Make a sketch of the hyperboloid of one sheet defined by

\((\frac{z}{4})^2=(\frac{x}{2})^2+(\frac{y}{3})^2-1.\)

Then plot the level curves of the function

\(z=4\sqrt{(\frac{x}{2})^2+(\frac{y}{3})^2-1}.\)

1.2.4. Connecting Patterns in Mathematics to Patterns in Nature and Society#

In complex variables, we study functions of a complex variable \(f(z)=f(x+iy)=u(x,y)+iv(x,y)\) which maps a complex variable \(z=x+iy\) represented by a point \((x,y)\) in the complex plane to another complex variable \(u+iv\) modeled as a point \((u,v)\) in another complex plane.

Such functions have wide-ranging applications including applications to analysis of 2-dimensional fluid flow.

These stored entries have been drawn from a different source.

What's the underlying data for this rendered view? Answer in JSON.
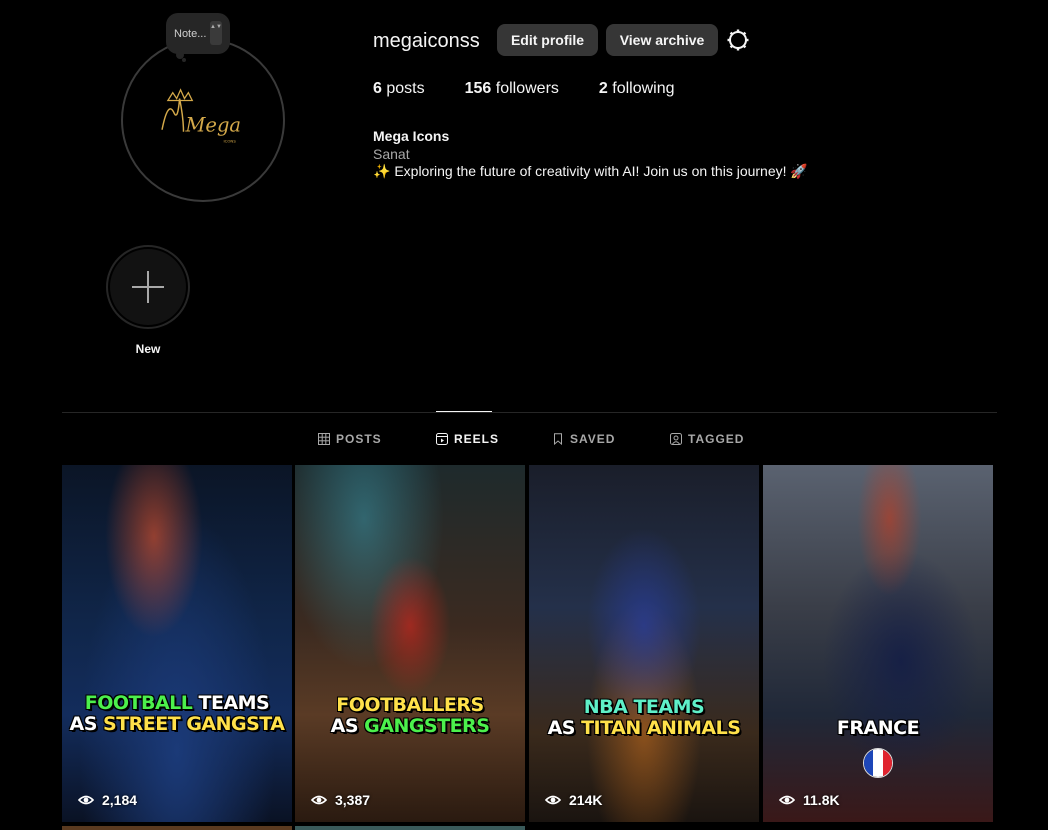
{
  "note": {
    "text": "Note...",
    "arrows": "▲▼"
  },
  "profile": {
    "username": "megaiconss",
    "edit_label": "Edit profile",
    "archive_label": "View archive",
    "logo_text": "Mega",
    "logo_small": "ICONS",
    "stats": {
      "posts_count": "6",
      "posts_label": "posts",
      "followers_count": "156",
      "followers_label": "followers",
      "following_count": "2",
      "following_label": "following"
    },
    "full_name": "Mega Icons",
    "subtitle": "Sanat",
    "bio": "✨ Exploring the future of creativity with AI! Join us on this journey! 🚀"
  },
  "highlight": {
    "label": "New"
  },
  "tabs": [
    {
      "label": "POSTS",
      "icon": "grid-icon"
    },
    {
      "label": "REELS",
      "icon": "reels-icon"
    },
    {
      "label": "SAVED",
      "icon": "bookmark-icon"
    },
    {
      "label": "TAGGED",
      "icon": "tag-icon"
    }
  ],
  "reels": [
    {
      "line1a": "FOOTBALL",
      "line1b": " TEAMS",
      "line2a": "AS ",
      "line2b": "STREET GANGSTA",
      "views": "2,184"
    },
    {
      "line1a": "FOOTBALLERS",
      "line2a": "AS ",
      "line2b": "GANGSTERS",
      "views": "3,387"
    },
    {
      "line1a": "NBA TEAMS",
      "line2a": "AS ",
      "line2b": "TITAN ANIMALS",
      "views": "214K"
    },
    {
      "line1a": "FRANCE",
      "views": "11.8K"
    }
  ],
  "colors": {
    "accent_green": "#4cf04c",
    "accent_yellow": "#ffe14a",
    "button_bg": "#363636"
  }
}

The following function \(\Omega(z)\) called a “complex potential” can be used to model a scenario where there is a source of pollution located at (-1,0) as well an extraction well or sink of equal strength located at (1,0).

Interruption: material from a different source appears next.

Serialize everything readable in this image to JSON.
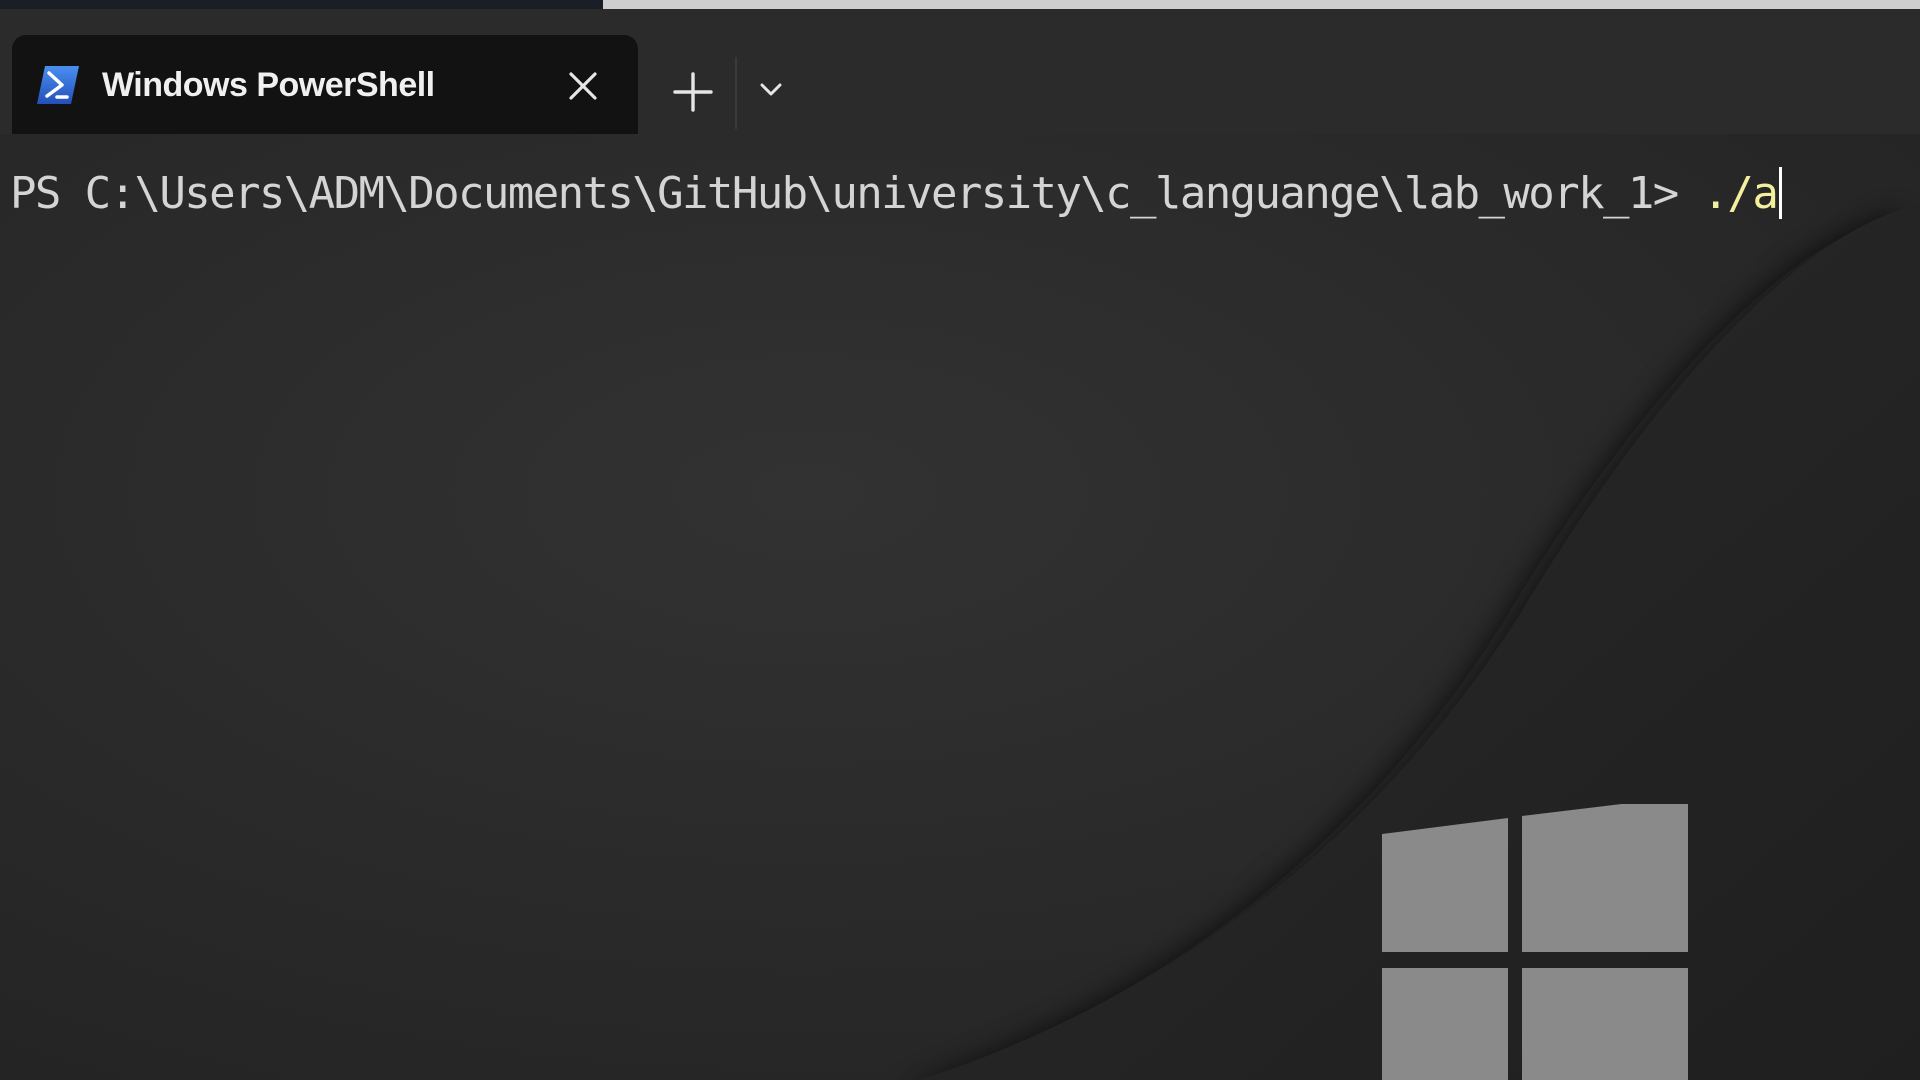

\[ \Omega(z) = -z - 2\ln(z+1) + 2\ln(z-1) \]

The imaginary part of \(\Omega\) is called the stream function \(\Psi\). The level curves of \(\Psi\) are called streamlines, and model the path along which the fluid particles flow.

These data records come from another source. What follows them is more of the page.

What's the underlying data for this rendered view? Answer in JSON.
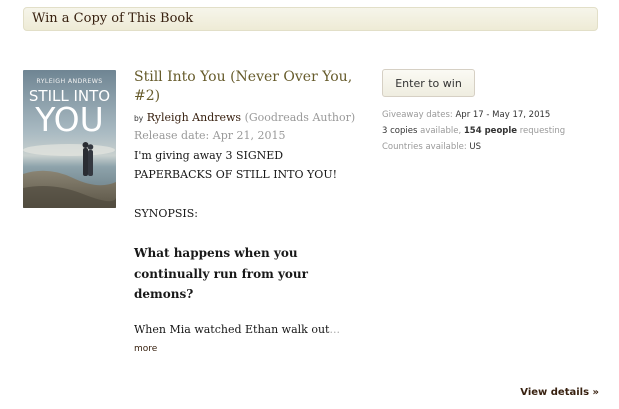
{
  "section": {
    "heading": "Win a Copy of This Book"
  },
  "book": {
    "cover": {
      "author_text": "RYLEIGH ANDREWS",
      "title_line1": "STILL INTO",
      "title_line2": "YOU"
    },
    "title": "Still Into You (Never Over You, #2)",
    "by": "by",
    "author": "Ryleigh Andrews",
    "author_role": "(Goodreads Author)",
    "release_date": "Release date: Apr 21, 2015",
    "description": [
      "I'm giving away 3 SIGNED",
      "PAPERBACKS OF STILL INTO YOU!",
      "SYNOPSIS:"
    ],
    "synopsis_heading": "What happens when you continually run from your demons?",
    "excerpt": "When Mia watched Ethan walk out",
    "excerpt_ellipsis": "...",
    "more_label": "more"
  },
  "giveaway": {
    "enter_label": "Enter to win",
    "dates_label": "Giveaway dates:",
    "dates_value": "Apr 17 - May 17, 2015",
    "copies_count": "3 copies",
    "copies_word": "available,",
    "people_count": "154 people",
    "people_word": "requesting",
    "countries_label": "Countries available:",
    "countries_value": "US"
  },
  "footer": {
    "view_details": "View details »"
  },
  "colors": {
    "link_brown": "#382110",
    "title_olive": "#665b2b",
    "muted_gray": "#999999",
    "header_bg": "#eeebd6"
  }
}
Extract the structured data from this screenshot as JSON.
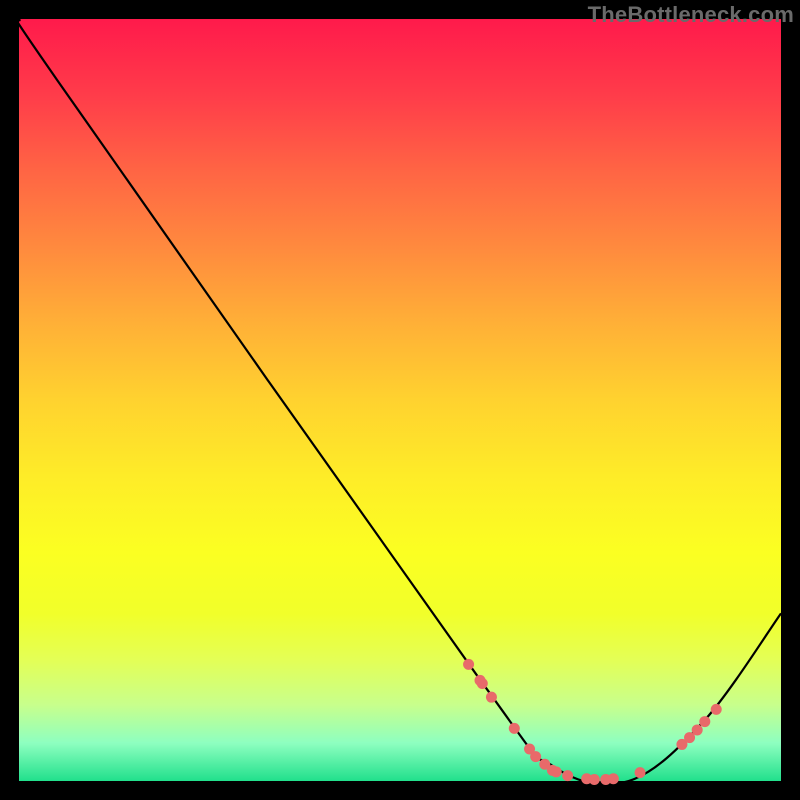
{
  "watermark": "TheBottleneck.com",
  "chart_data": {
    "type": "line",
    "title": "",
    "xlabel": "",
    "ylabel": "",
    "xlim": [
      0,
      100
    ],
    "ylim": [
      0,
      100
    ],
    "series": [
      {
        "name": "curve",
        "x": [
          0,
          5,
          60,
          70,
          80,
          90,
          100
        ],
        "y": [
          100,
          92,
          14,
          2,
          0,
          8,
          22
        ]
      }
    ],
    "marker_points": {
      "x": [
        59,
        60.5,
        60.8,
        62,
        65,
        67,
        67.8,
        69,
        70,
        70.5,
        72,
        74.5,
        75.5,
        77,
        78,
        81.5,
        87,
        88,
        89,
        90,
        91.5
      ],
      "y": [
        15.3,
        13.2,
        12.8,
        11.0,
        6.9,
        4.2,
        3.2,
        2.2,
        1.4,
        1.2,
        0.7,
        0.3,
        0.2,
        0.2,
        0.3,
        1.1,
        4.8,
        5.7,
        6.7,
        7.8,
        9.4
      ]
    },
    "colors": {
      "curve": "#000000",
      "marker": "#e86a6a",
      "frame": "#000000",
      "bg_top": "#ff1a4b",
      "bg_bottom": "#21e08c"
    }
  }
}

Identifying Streamlines of Polluted and Freshwater Flow#

We now make a plot of the streamlines. A Rankine Oval separates the freshwater streamlines from the polluted streamlines.

Hide code cell source
%matplotlib inline
plt.figure(figsize=(20,15))
#---Position for the source---
plt.text(-1.05,-.05,'x',color='r',size=30)
plt.text(-1.25,-.2,'Pollution',color='r',size=35)
plt.text(-1.25,-.35,'Source',color='r',size=35)
plt.xlim(-4, 4)
plt.ylim(-2.5,2.5)
#---Position for the sink---. 
plt.text(.95,-.05,'x',color='g',size=30)
plt.text(.5,-.2,'Extraction',color='g',size=35)
plt.text(.5,-.35,'well',color='g',size=35)
plt.text(.5,-.5,'(sink)',color='g',size=35)

#---Position for the monitoring well---
plt.text(.5,1.5,'o Monitoring well',color='g',size=30)

#---Create grid points at which to evaluate the streamfunction Psi(x,y)
x = np.linspace(-4, 4, 250)
y = np.linspace(-3, 3, 250)
X, Y = np.meshgrid(x, y)
Psi = -Y-2*np.arctan2(Y,(X+1))+2*np.arctan2(Y,(X-1))
#--Create the Contours--
contours=plt.contour(X, Y, Psi, levels=np.linspace(-15,15,100), colors='black');
#---Plot the Dividing Streamline---------
contours=plt.contour(X,Y,Psi,levels=0,colors='red');
plt.text(-2.5,.5,'Dividing Streamline',color='r',size=20)
plt.text(-2.275,-.024,'o',color='r',size=20)
plt.text(2.195,-.024,'o',color='r',size=20)
plt.text(-2.9,-.15,' Stagnation Point',color='r',size=20)
plt.text(1.75,-.15,' Stagnation Point',color='r',size=20)
plt.text(-1.75,.75,'Contaminated Flow',color='k',size=20)
plt.text(-3.7,.75,'Uncontaminated Flow',color='k',size=20)

plt.clabel(contours, inline=True, fontsize=8)
plt.savefig('rankine.png')
_images/44634cd5c98852454f3cda16b17821bfddba12f8e05b7bd19d70ba8980d04f77.png

Note that the extraction well is sufficiently strong to capture all the pollution streamlines. The boundary between the polluted and freshwater streamlines is called a “Rankine Oval.”

Exercise 4

Read the paragraph “Model Output” in Section 4 “Contaminant Extraction Modeling” of the The COMPLEX VARIABLES IN GROUNDWATER MODELING chapter. Then explain the difference between an Ineffective, Regular, and Inefficient system.